Dannon Urged To Stop Using Crushed Insects In Its Yogurt

Image via Flick/ daniel julià lundgren

Yogurt company Dannon is under fire as of late for one ingredient its consumers may not be aware of: carmine, an additive that produces a pigment of bright-red and is made from crushed cochineal beetles. The Center for Science in the Public Interest believes that the ingredient could cause severe problems for those with allergies, and vegetarians who just don’t want crushed insects in their food.

Carmine is used in four flavors of its Fruit on The Bottom line: strawberry, raspberry, cherry, and boysenberry and in strawberry-flavored Oikos Greek yogurt.

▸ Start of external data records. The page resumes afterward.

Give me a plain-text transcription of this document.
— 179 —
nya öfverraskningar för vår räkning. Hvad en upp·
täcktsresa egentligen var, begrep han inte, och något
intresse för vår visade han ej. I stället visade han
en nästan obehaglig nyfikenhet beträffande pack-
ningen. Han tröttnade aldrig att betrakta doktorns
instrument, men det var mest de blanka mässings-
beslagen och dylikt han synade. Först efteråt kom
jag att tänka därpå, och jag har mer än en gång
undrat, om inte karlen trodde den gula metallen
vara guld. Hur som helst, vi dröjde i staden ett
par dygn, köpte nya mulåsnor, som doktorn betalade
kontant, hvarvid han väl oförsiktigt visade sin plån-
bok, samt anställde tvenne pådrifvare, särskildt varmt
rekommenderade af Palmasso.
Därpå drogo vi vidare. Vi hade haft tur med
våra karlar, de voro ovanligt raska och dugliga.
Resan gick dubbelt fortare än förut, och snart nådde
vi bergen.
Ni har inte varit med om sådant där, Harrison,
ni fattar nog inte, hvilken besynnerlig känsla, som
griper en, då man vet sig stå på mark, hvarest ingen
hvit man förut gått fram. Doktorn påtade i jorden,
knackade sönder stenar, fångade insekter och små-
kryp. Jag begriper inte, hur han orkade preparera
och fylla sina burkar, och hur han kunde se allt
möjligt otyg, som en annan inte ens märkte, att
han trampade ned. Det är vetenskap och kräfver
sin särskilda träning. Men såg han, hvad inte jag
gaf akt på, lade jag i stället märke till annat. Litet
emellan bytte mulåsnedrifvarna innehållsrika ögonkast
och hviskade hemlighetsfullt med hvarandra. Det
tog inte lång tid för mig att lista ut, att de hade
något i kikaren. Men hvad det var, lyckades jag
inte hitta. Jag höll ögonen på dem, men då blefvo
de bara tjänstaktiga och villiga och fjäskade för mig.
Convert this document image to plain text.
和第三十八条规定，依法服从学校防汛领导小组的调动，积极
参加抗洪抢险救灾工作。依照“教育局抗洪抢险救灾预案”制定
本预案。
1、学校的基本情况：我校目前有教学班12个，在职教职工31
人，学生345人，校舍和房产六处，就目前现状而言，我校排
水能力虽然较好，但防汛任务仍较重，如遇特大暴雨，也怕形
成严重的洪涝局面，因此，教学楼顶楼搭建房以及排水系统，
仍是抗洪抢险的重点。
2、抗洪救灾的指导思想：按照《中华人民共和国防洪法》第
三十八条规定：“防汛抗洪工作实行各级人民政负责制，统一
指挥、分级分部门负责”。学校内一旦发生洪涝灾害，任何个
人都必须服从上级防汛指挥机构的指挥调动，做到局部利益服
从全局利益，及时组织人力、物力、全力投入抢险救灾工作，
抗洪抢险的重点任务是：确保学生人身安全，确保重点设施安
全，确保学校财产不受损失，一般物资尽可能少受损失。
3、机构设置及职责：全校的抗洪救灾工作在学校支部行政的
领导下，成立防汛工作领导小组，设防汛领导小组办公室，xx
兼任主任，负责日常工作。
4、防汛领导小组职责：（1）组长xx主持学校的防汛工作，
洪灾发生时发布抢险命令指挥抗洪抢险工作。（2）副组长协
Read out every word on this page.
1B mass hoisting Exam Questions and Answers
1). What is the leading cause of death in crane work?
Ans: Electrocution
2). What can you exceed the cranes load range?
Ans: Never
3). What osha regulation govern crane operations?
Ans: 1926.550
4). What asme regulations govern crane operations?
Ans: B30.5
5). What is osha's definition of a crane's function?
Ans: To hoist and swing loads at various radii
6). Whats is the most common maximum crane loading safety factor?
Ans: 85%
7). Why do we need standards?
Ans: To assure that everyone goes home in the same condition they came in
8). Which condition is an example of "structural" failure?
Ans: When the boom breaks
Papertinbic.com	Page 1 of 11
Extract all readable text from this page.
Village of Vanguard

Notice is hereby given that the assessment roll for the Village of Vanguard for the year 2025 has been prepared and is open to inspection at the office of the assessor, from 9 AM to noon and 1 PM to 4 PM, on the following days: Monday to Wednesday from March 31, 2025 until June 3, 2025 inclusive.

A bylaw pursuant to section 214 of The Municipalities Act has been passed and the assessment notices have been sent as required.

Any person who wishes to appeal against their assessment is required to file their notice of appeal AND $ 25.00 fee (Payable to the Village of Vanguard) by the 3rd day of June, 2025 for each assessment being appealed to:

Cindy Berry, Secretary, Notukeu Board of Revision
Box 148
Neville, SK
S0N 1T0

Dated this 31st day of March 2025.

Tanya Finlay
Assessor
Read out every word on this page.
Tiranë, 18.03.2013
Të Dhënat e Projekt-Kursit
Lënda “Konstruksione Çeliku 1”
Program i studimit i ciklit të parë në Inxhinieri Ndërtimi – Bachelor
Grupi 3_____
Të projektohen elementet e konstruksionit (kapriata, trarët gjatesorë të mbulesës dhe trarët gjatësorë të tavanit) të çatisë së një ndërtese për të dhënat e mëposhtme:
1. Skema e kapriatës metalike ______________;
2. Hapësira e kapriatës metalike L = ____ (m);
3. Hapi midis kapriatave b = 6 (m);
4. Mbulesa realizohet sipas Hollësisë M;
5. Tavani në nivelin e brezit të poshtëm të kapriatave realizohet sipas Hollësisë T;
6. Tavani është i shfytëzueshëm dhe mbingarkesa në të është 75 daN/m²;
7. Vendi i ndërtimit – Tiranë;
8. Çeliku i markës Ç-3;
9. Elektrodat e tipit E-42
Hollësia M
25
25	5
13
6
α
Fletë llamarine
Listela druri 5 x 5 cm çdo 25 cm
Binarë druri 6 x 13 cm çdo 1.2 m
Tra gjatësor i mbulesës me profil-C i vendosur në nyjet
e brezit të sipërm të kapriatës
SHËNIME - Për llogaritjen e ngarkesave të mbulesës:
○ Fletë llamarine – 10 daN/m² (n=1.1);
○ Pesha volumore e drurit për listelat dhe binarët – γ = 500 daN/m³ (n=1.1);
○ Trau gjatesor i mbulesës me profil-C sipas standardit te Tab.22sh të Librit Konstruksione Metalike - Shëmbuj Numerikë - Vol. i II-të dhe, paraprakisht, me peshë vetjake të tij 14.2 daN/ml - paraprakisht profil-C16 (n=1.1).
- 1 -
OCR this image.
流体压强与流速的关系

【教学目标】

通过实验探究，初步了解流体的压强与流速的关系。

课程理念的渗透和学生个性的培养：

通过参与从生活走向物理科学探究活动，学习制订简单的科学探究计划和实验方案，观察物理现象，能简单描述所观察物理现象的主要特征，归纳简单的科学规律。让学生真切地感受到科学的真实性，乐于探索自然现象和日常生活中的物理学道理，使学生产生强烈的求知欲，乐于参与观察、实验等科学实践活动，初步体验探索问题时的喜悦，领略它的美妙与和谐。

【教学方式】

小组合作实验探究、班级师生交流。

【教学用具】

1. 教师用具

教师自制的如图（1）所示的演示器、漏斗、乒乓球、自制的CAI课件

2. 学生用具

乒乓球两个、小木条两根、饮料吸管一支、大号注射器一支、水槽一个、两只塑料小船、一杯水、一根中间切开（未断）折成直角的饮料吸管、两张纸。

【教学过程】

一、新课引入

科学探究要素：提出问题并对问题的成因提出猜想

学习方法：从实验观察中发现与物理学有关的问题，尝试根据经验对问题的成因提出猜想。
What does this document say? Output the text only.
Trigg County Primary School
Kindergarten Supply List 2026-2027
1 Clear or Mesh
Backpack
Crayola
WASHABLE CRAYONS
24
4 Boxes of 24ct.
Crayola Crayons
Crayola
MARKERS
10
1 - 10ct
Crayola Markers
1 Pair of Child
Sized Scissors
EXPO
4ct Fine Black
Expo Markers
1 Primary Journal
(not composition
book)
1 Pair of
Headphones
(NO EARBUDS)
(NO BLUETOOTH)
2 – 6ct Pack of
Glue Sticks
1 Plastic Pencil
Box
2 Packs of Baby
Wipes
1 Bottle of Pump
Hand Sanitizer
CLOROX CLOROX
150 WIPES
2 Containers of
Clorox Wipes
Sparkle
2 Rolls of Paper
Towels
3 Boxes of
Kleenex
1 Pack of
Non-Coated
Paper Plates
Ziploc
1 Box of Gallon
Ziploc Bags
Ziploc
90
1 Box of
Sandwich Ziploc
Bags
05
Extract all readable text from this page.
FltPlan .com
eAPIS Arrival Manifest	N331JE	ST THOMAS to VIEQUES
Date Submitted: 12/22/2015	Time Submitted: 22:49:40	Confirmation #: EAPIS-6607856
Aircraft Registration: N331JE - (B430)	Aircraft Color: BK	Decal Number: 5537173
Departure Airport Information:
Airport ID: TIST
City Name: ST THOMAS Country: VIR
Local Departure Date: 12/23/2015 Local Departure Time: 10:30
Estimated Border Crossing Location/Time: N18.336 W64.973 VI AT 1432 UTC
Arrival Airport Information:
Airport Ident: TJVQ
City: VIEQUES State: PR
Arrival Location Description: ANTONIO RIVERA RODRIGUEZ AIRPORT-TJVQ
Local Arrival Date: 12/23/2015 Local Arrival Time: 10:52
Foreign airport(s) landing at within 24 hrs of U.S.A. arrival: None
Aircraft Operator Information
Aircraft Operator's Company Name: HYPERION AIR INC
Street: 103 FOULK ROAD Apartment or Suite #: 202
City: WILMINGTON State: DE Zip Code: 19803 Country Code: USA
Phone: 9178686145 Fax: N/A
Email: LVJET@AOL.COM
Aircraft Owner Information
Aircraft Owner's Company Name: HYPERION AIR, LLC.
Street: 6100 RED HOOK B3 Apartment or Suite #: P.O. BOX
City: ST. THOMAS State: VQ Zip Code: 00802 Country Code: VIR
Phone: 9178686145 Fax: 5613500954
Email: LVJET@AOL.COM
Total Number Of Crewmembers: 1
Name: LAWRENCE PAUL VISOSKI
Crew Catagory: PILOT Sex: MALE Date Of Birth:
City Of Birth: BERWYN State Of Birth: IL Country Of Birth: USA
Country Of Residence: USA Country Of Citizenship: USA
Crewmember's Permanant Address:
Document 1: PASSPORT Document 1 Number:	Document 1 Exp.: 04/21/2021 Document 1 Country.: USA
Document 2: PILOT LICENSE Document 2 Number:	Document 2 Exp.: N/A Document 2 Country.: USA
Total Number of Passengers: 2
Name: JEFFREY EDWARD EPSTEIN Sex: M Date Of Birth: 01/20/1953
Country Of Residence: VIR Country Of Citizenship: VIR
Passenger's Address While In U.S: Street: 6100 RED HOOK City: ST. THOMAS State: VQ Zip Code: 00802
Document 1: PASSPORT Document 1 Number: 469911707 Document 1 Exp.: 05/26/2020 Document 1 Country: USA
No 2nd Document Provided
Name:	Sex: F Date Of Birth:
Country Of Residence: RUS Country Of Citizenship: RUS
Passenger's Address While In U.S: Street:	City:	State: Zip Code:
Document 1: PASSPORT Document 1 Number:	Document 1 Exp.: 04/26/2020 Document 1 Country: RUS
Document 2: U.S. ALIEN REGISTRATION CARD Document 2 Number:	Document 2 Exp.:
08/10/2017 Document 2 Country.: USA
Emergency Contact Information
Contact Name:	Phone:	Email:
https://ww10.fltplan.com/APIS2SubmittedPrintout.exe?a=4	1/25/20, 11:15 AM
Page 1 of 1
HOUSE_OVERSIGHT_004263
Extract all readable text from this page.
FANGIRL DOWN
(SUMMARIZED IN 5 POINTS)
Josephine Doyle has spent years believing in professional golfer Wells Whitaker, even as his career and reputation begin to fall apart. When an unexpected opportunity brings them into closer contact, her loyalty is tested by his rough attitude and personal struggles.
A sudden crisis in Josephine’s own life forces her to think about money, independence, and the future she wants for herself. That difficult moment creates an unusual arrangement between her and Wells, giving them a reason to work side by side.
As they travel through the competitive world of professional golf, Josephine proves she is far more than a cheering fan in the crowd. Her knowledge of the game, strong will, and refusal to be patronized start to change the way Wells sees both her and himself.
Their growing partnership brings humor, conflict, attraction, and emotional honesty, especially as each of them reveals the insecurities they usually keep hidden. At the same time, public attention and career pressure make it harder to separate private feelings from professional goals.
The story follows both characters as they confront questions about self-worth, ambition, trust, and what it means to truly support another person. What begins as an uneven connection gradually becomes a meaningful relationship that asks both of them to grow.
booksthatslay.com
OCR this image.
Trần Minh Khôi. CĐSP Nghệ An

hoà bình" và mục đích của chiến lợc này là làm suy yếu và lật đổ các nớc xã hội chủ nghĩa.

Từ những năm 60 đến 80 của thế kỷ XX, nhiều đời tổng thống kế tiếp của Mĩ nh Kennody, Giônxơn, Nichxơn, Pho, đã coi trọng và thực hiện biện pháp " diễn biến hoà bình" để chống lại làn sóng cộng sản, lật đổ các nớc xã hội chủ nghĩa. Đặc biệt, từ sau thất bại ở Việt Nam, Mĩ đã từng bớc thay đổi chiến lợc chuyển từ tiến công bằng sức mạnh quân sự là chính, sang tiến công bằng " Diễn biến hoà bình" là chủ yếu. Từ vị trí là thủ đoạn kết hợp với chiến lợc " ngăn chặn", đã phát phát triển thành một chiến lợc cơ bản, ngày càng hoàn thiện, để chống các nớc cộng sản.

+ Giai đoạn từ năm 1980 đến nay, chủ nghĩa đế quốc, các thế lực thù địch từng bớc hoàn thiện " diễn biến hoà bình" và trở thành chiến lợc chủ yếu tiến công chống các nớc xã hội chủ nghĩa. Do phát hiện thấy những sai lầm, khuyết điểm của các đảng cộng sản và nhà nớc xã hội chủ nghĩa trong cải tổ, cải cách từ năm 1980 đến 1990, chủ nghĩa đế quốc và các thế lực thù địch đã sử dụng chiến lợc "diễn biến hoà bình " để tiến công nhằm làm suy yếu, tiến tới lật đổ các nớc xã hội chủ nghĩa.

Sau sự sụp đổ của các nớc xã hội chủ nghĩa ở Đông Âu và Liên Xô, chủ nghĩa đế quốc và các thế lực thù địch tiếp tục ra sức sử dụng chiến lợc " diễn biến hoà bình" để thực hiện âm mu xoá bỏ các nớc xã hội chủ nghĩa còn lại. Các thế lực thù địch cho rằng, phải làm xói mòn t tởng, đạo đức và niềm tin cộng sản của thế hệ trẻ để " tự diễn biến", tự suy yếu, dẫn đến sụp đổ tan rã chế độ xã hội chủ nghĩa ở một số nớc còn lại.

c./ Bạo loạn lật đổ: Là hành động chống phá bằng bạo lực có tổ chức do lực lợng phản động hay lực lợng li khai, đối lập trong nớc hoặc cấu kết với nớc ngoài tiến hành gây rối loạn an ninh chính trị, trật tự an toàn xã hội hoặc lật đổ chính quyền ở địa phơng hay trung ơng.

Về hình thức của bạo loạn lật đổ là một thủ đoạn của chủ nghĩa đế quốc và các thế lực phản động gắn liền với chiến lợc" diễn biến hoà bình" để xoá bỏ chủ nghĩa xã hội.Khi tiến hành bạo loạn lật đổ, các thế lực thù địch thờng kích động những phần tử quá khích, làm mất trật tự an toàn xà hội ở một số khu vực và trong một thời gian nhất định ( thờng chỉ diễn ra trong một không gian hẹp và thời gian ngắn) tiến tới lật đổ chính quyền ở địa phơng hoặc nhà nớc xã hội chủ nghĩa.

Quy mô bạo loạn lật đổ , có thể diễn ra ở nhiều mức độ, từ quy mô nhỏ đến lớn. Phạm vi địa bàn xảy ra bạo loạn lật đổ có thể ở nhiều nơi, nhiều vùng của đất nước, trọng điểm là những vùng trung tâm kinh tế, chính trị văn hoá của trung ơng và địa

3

Michael Jacobson, co-founder of the company, said in a press release, “I have nothing against people who eat insects, but when I buy strawberry yogurt, I’m expecting yogurt and strawberries, and not red dye made from bugs. Given the fact that it causes allergic reactions in some people, and that it’s easy to use safer, plant-based colors, why would Dannon use it at all? Why risk offending vegetarians and grossing out your other customers?”

Dannon’s senior director of public relations, Michael J. Neuwirth, defended the company’s use of the insect-juice during an interview with the Huffington Post. “Any of our products that contain carmine clearly list it as an ingredient,” he said. “Anyone who wishes to avoid it can.” Those with dietary restrictions and allergies are accustomed to reading ingredient lists, he added.

Jacobson started a petition on TakePart.com to urge Dannon to rethink the way they’re producing their red-hued food items.

We want Dannon to put berries over bugs,” Jacobson wrote. “The company already uses some of these, such as elderberry juice concentrate, purple carrot juice, and turmeric in some of the same yogurts. But heck, the red or pink color in Fruit on the Bottom really should come from the fruit pictured on the label!”

Yogurt company Yoplait also uses carmine. In the “FAQ” section of the website, a question is posed, “Why do you use carmine? Do you really have to put dead beetles in my yogurt.” The company’s response reads: “We made the commitment to use only natural colors and flavors  in our Original-style Yoplait, and Carmine is both a safe and natural red coloring that can be found in many everyday items. Though the majority of our products actually do not contain Carmine, we can assure you that the flavors that do contain it will have it listed on the cup.”

Starbucks also came under fire for using carmine in its strawberry-flavored smoothies, and quickly took action on the issue and replaced it with a natural, tomato-based extract.